The Divine Comedy was also weaponized by Mussolini in pursuit of some of his most nefarious policies. When his regime approved the Racial Laws, legislation that persecuted Jews and stripped them of their civil rights, it cited two verses from “Paradiso” in its anti-Semitic propaganda. The lines “be men, and not like sheep gone mad, so that / the Jew who lives among you not deride you!” were printed on the cover of the propagandistic journal La Difesa Della Razza in 1939. (Less than a year ago, Meloni referred to one of this journal’s editors, Giorgio Almirante, as “a great politician,” although she denounced the Racial Laws.)

 

To the relief of many of Dante’s admirers, scholars tend to agree that fascists’ attempts to use him for their political agendas were more a matter of projection than based on any truth about the great poet. According to Crisafi, although Dante ascribed to certain conservative beliefs, on other issues, “he was rather progressive, at least for his time.” Crisafi believes, for instance, that Dante saw homosexuality as a “redeemable sin,” given that, in the Divine Comedy, the sodomites could end up in purgatory, not necessarily just in hell.
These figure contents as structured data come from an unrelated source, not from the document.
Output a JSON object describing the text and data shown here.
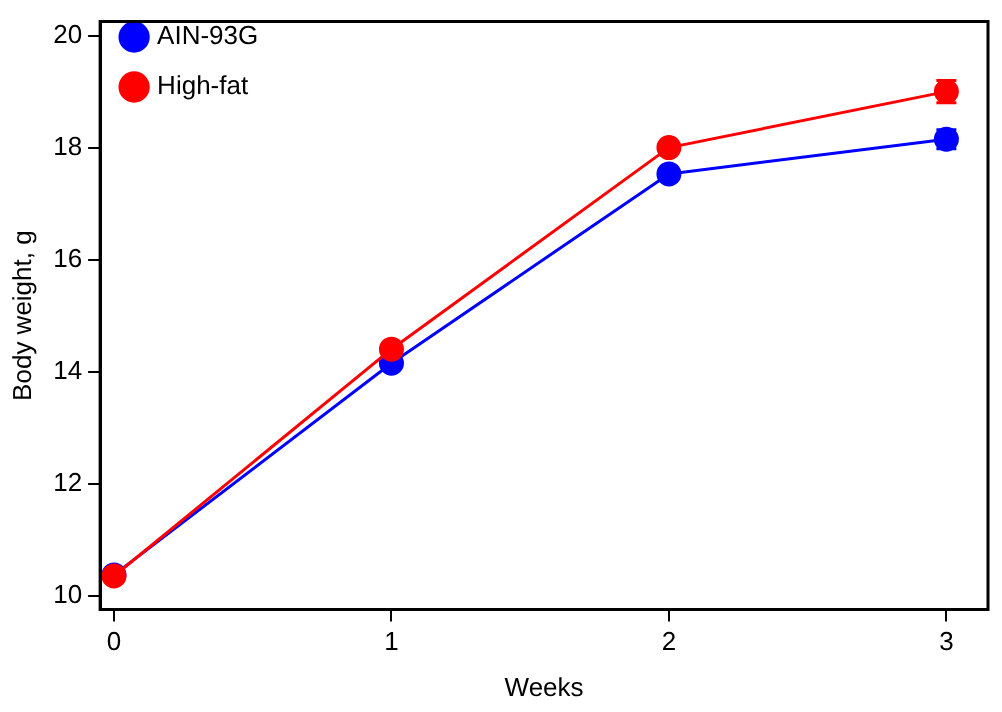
{
  "chart_data": {
    "type": "line",
    "xlabel": "Weeks",
    "ylabel": "Body weight, g",
    "x": [
      0,
      1,
      2,
      3
    ],
    "series": [
      {
        "name": "AIN-93G",
        "color": "#0000ff",
        "values": [
          10.37,
          14.15,
          17.53,
          18.15
        ],
        "errors": [
          null,
          null,
          null,
          0.17
        ]
      },
      {
        "name": "High-fat",
        "color": "#ff0000",
        "values": [
          10.35,
          14.4,
          18.0,
          19.0
        ],
        "errors": [
          null,
          null,
          null,
          0.2
        ]
      }
    ],
    "xlim": [
      -0.05,
      3.15
    ],
    "xticks": [
      0,
      1,
      2,
      3
    ],
    "ylim": [
      9.75,
      20.25
    ],
    "yticks": [
      10,
      12,
      14,
      16,
      18,
      20
    ],
    "grid": false,
    "legend": "top left",
    "marker": "circle",
    "line_style": "solid"
  }
}
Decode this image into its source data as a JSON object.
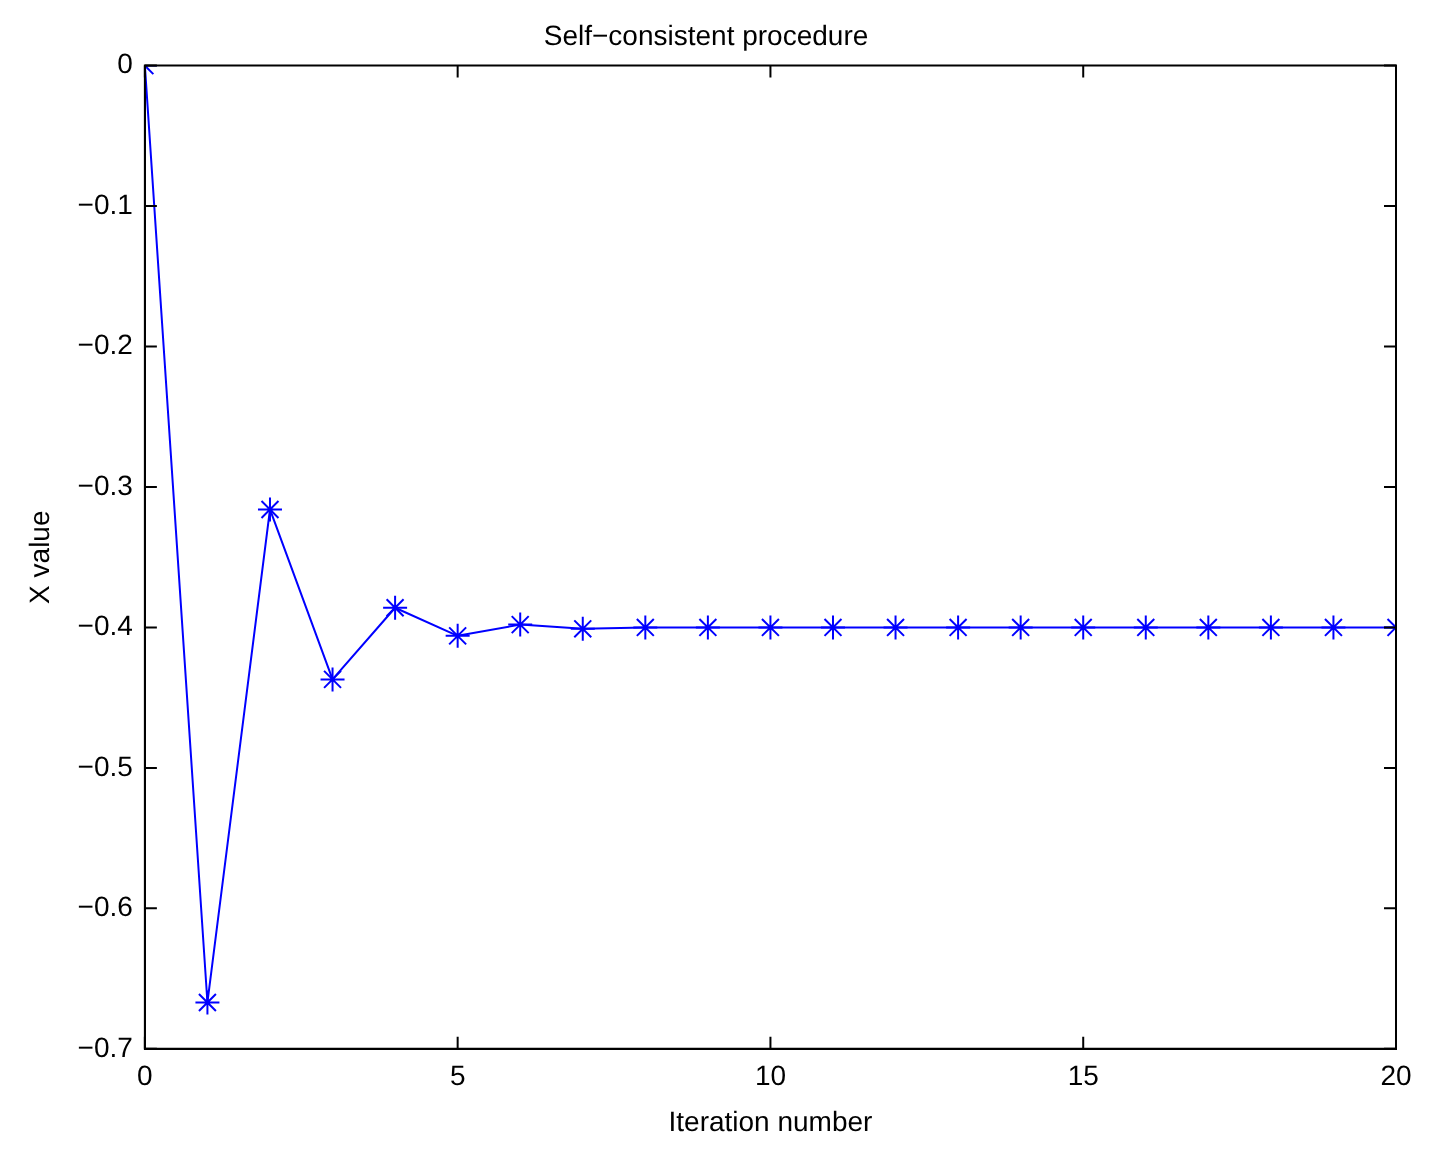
{
  "chart_data": {
    "type": "line",
    "title": "Self−consistent procedure",
    "xlabel": "Iteration number",
    "ylabel": "X value",
    "x": [
      0,
      1,
      2,
      3,
      4,
      5,
      6,
      7,
      8,
      9,
      10,
      11,
      12,
      13,
      14,
      15,
      16,
      17,
      18,
      19,
      20
    ],
    "series": [
      {
        "color": "#0000ff",
        "values": [
          0,
          -0.667,
          -0.316,
          -0.437,
          -0.386,
          -0.406,
          -0.398,
          -0.401,
          -0.4,
          -0.4,
          -0.4,
          -0.4,
          -0.4,
          -0.4,
          -0.4,
          -0.4,
          -0.4,
          -0.4,
          -0.4,
          -0.4,
          -0.4
        ]
      }
    ],
    "xlim": [
      0,
      20
    ],
    "xticks": [
      0,
      5,
      10,
      15,
      20
    ],
    "ylim": [
      -0.7,
      0
    ],
    "yticks": [
      {
        "value": -0.7,
        "label": "−0.7"
      },
      {
        "value": -0.6,
        "label": "−0.6"
      },
      {
        "value": -0.5,
        "label": "−0.5"
      },
      {
        "value": -0.4,
        "label": "−0.4"
      },
      {
        "value": -0.3,
        "label": "−0.3"
      },
      {
        "value": -0.2,
        "label": "−0.2"
      },
      {
        "value": -0.1,
        "label": "−0.1"
      },
      0
    ],
    "grid": false,
    "legend": false,
    "marker": "cross",
    "line_style": "solid"
  }
}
And the verses of “Paradiso” fascists used to justify their anti-Semitism are generally interpreted as an exhortation to Christians against moral decline, and not really as an attack on Jews.

 

As for Dante’s explicitly political writing, reading it through a totalitarian lens is manifestly disingenuous. What was perceived in Mussolini’s time as Dante’s longing for a single, divinely appointed ruler doesn’t map onto the modern notion of the strongman leader. Dante lived at a moment of upheaval, in an Italy that was “torn by constant war,” Crisafi told me. His yearning for a powerful  leader was actually a desire for “universal peace.” Reading Dante as a symbol of nationalism is misleading, too, as the very concept of a nation as we know it would have been alien to Dante, according to Jossa, who put it this way: “He lived in an entirely different historical period and cannot be assimilated to any contemporary political ideology.”

 

 

In the years since World War II, Italy’s far right has adopted other literary heroes. Julius Evola, a fascist philosopher who supported Mussolini but wasn’t particularly influential under his rule, became a favorite of neofascists in the 1950s, and is today experiencing a resurgence among far-right movements in the United States and elsewhere. Ezra Pound, the American poet and a staunch supporter of Mussolini, was also a hero for these postwar reactionaries. Alongside these cultural touchstones, one should also add J. R. R. Tolkien’s The Lord of the Rings. In the 1970s, the book became a source of inspiration for younger members of the neofascist party born after World War II, who found Tolkien’s anti-modern, traditionalist perspectives and his clear delineation of good and evil appealing.

 

But as Meloni began to establish herself as a political leader, around 2019, her far-right movement needed a cultural north star that was less niche—and less politically extremist—than Pound and Evola. It also sought a figure who, unlike Tolkien, was Italian. So, betraying a certain lack of imagination, the faction simply reverted to Dante. “The appropriation of Dante stems from the lack of a strong culture on the Italian right,” Jossa told me. “They need symbols. It compensates for the absence of a real cultural project.”

 

Anna Momigliano is a journalist based in Milan.